L'émaillage consiste à broyer en poudre les émaux et à les appliquer à la surface d'un support soit céramique, soit vitreux, soit métallique ; on ne considérera ici que l'émaillage sur métal : l'or, l'argent, le cuivre et ses alliages, voire le fer se trouvent ainsi revêtus d'un épiderme qui les protège, les colore, les embellit. On décèle l'existence d'émail à Chypre vers le XIVe siècle avant J.-C. et dans la Grèce mycénienne. Sa présence sporadique persiste dans les régions orientales du monde grec, en Scythie, puis dans le bassin oriental de la Méditerranée héllénistique, là où tôt prospérèrent des sociétés urbaines. Ces essais révèlent d'emblée ce que sera l'intention permanente de l'émailleur : rivalisant avec la nature géologique, mais la dépassant en quelque sorte, il colore le métal avec une pierre précieuse artificielle et ductile, le verre coloré.
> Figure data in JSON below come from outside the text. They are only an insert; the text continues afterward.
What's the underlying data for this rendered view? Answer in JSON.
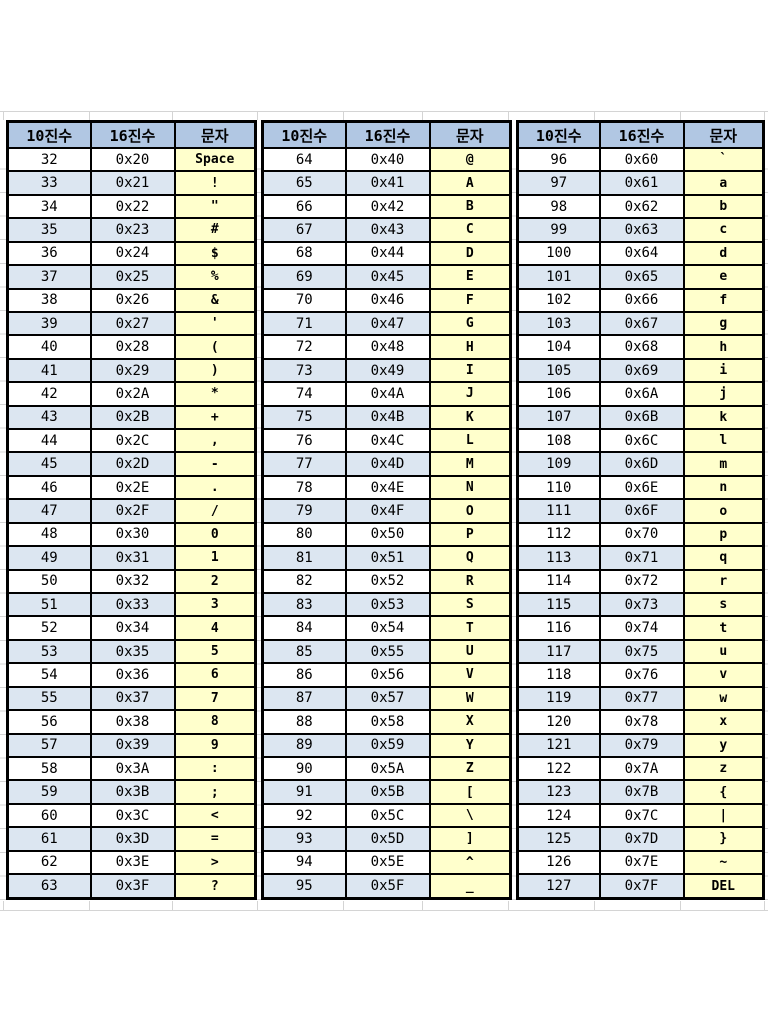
{
  "table_columns": [
    "10진수",
    "16진수",
    "문자"
  ],
  "colors": {
    "header_bg": "#b1c7e3",
    "row_alt_bg": "#dce6f1",
    "row_bg": "#ffffff",
    "char_col_bg": "#ffffcc",
    "border": "#000000",
    "gridline": "#d4d4d4"
  },
  "tables": [
    {
      "name": "ascii-32-63",
      "rows": [
        [
          "32",
          "0x20",
          "Space"
        ],
        [
          "33",
          "0x21",
          "!"
        ],
        [
          "34",
          "0x22",
          "\""
        ],
        [
          "35",
          "0x23",
          "#"
        ],
        [
          "36",
          "0x24",
          "$"
        ],
        [
          "37",
          "0x25",
          "%"
        ],
        [
          "38",
          "0x26",
          "&"
        ],
        [
          "39",
          "0x27",
          "'"
        ],
        [
          "40",
          "0x28",
          "("
        ],
        [
          "41",
          "0x29",
          ")"
        ],
        [
          "42",
          "0x2A",
          "*"
        ],
        [
          "43",
          "0x2B",
          "+"
        ],
        [
          "44",
          "0x2C",
          ","
        ],
        [
          "45",
          "0x2D",
          "-"
        ],
        [
          "46",
          "0x2E",
          "."
        ],
        [
          "47",
          "0x2F",
          "/"
        ],
        [
          "48",
          "0x30",
          "0"
        ],
        [
          "49",
          "0x31",
          "1"
        ],
        [
          "50",
          "0x32",
          "2"
        ],
        [
          "51",
          "0x33",
          "3"
        ],
        [
          "52",
          "0x34",
          "4"
        ],
        [
          "53",
          "0x35",
          "5"
        ],
        [
          "54",
          "0x36",
          "6"
        ],
        [
          "55",
          "0x37",
          "7"
        ],
        [
          "56",
          "0x38",
          "8"
        ],
        [
          "57",
          "0x39",
          "9"
        ],
        [
          "58",
          "0x3A",
          ":"
        ],
        [
          "59",
          "0x3B",
          ";"
        ],
        [
          "60",
          "0x3C",
          "<"
        ],
        [
          "61",
          "0x3D",
          "="
        ],
        [
          "62",
          "0x3E",
          ">"
        ],
        [
          "63",
          "0x3F",
          "?"
        ]
      ]
    },
    {
      "name": "ascii-64-95",
      "rows": [
        [
          "64",
          "0x40",
          "@"
        ],
        [
          "65",
          "0x41",
          "A"
        ],
        [
          "66",
          "0x42",
          "B"
        ],
        [
          "67",
          "0x43",
          "C"
        ],
        [
          "68",
          "0x44",
          "D"
        ],
        [
          "69",
          "0x45",
          "E"
        ],
        [
          "70",
          "0x46",
          "F"
        ],
        [
          "71",
          "0x47",
          "G"
        ],
        [
          "72",
          "0x48",
          "H"
        ],
        [
          "73",
          "0x49",
          "I"
        ],
        [
          "74",
          "0x4A",
          "J"
        ],
        [
          "75",
          "0x4B",
          "K"
        ],
        [
          "76",
          "0x4C",
          "L"
        ],
        [
          "77",
          "0x4D",
          "M"
        ],
        [
          "78",
          "0x4E",
          "N"
        ],
        [
          "79",
          "0x4F",
          "O"
        ],
        [
          "80",
          "0x50",
          "P"
        ],
        [
          "81",
          "0x51",
          "Q"
        ],
        [
          "82",
          "0x52",
          "R"
        ],
        [
          "83",
          "0x53",
          "S"
        ],
        [
          "84",
          "0x54",
          "T"
        ],
        [
          "85",
          "0x55",
          "U"
        ],
        [
          "86",
          "0x56",
          "V"
        ],
        [
          "87",
          "0x57",
          "W"
        ],
        [
          "88",
          "0x58",
          "X"
        ],
        [
          "89",
          "0x59",
          "Y"
        ],
        [
          "90",
          "0x5A",
          "Z"
        ],
        [
          "91",
          "0x5B",
          "["
        ],
        [
          "92",
          "0x5C",
          "\\"
        ],
        [
          "93",
          "0x5D",
          "]"
        ],
        [
          "94",
          "0x5E",
          "^"
        ],
        [
          "95",
          "0x5F",
          "_"
        ]
      ]
    },
    {
      "name": "ascii-96-127",
      "rows": [
        [
          "96",
          "0x60",
          "`"
        ],
        [
          "97",
          "0x61",
          "a"
        ],
        [
          "98",
          "0x62",
          "b"
        ],
        [
          "99",
          "0x63",
          "c"
        ],
        [
          "100",
          "0x64",
          "d"
        ],
        [
          "101",
          "0x65",
          "e"
        ],
        [
          "102",
          "0x66",
          "f"
        ],
        [
          "103",
          "0x67",
          "g"
        ],
        [
          "104",
          "0x68",
          "h"
        ],
        [
          "105",
          "0x69",
          "i"
        ],
        [
          "106",
          "0x6A",
          "j"
        ],
        [
          "107",
          "0x6B",
          "k"
        ],
        [
          "108",
          "0x6C",
          "l"
        ],
        [
          "109",
          "0x6D",
          "m"
        ],
        [
          "110",
          "0x6E",
          "n"
        ],
        [
          "111",
          "0x6F",
          "o"
        ],
        [
          "112",
          "0x70",
          "p"
        ],
        [
          "113",
          "0x71",
          "q"
        ],
        [
          "114",
          "0x72",
          "r"
        ],
        [
          "115",
          "0x73",
          "s"
        ],
        [
          "116",
          "0x74",
          "t"
        ],
        [
          "117",
          "0x75",
          "u"
        ],
        [
          "118",
          "0x76",
          "v"
        ],
        [
          "119",
          "0x77",
          "w"
        ],
        [
          "120",
          "0x78",
          "x"
        ],
        [
          "121",
          "0x79",
          "y"
        ],
        [
          "122",
          "0x7A",
          "z"
        ],
        [
          "123",
          "0x7B",
          "{"
        ],
        [
          "124",
          "0x7C",
          "|"
        ],
        [
          "125",
          "0x7D",
          "}"
        ],
        [
          "126",
          "0x7E",
          "~"
        ],
        [
          "127",
          "0x7F",
          "DEL"
        ]
      ]
    }
  ]
}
On a préparé depuis lors le support métallique avec des procédés définissant trois catégories principales d'émaux : cloisonnés, champlevés, peints. Les deux premiers consistent à dresser sur la surface du métal un réseau de parois, destiné à maintenir le flux vitreux en place lors de la fusion de l'émail pulvérisé. Ces parois sont constituées par des rubans de métal posés de chant sur la surface où ils forment de minces cloisons, selon les lignes du dessin souhaité : c'est le «  cloisonné », ouvré de préférence dans l'or, l'argent et parfois le cuivre, dit aussi en français médiéval « de plique » ; si l'on dresse les cloisons d'or sur un noyau d'argile qui soutient provisoirement l'émail pendant la cuisson et ôté après refroidissement, on obtient, dans un réseau d'or des « émaux de plique à jour ». On peut, d'autre part, réserver des parois entre les cavités taillées en creux dans l'épaisseur d'une plaque métallique : c'est le «  champlevé », pratiqué généralement dans le cuivre, le bronze ou le laiton, où il est associé à des émaux opaques, plus rarement dans l'argent ou même l'or, avec des émaux translucides. On peut aussi développer le principe du champlevé, en taillant tout ou partie de plaques d'argent ou d'or pour ciseler en creux des compositions en un bas-relief subtil : ce sont les émaux « translucides de basse-taille ». Un autre procédé consiste à poser librement la poudre d'émail sur une surface lisse, la couvrant ainsi d'une glaçure continue ; si ces surfaces sont celles de figurines d'or repoussé, elles servent de support à l'« émail en ronde bosse » ; s'il s'agit de plaques planes ou convexes de grandes dimensions, le cuivre, plus robuste, plus malléable et moins coûteux, offre son soutien à l'émail posé par couches de valeurs différentes, opaques et translucides : c'est l'« émail peint ». Si enfin, sur une couche déjà cuite d'émail blanc, on pose des motifs avec des oxydes métalliques portés par un excipient fluide et volatil, on obtient des « miniatures en émail ». L'émail sur métal est en somme la plus résistante et la plus durable des peintures.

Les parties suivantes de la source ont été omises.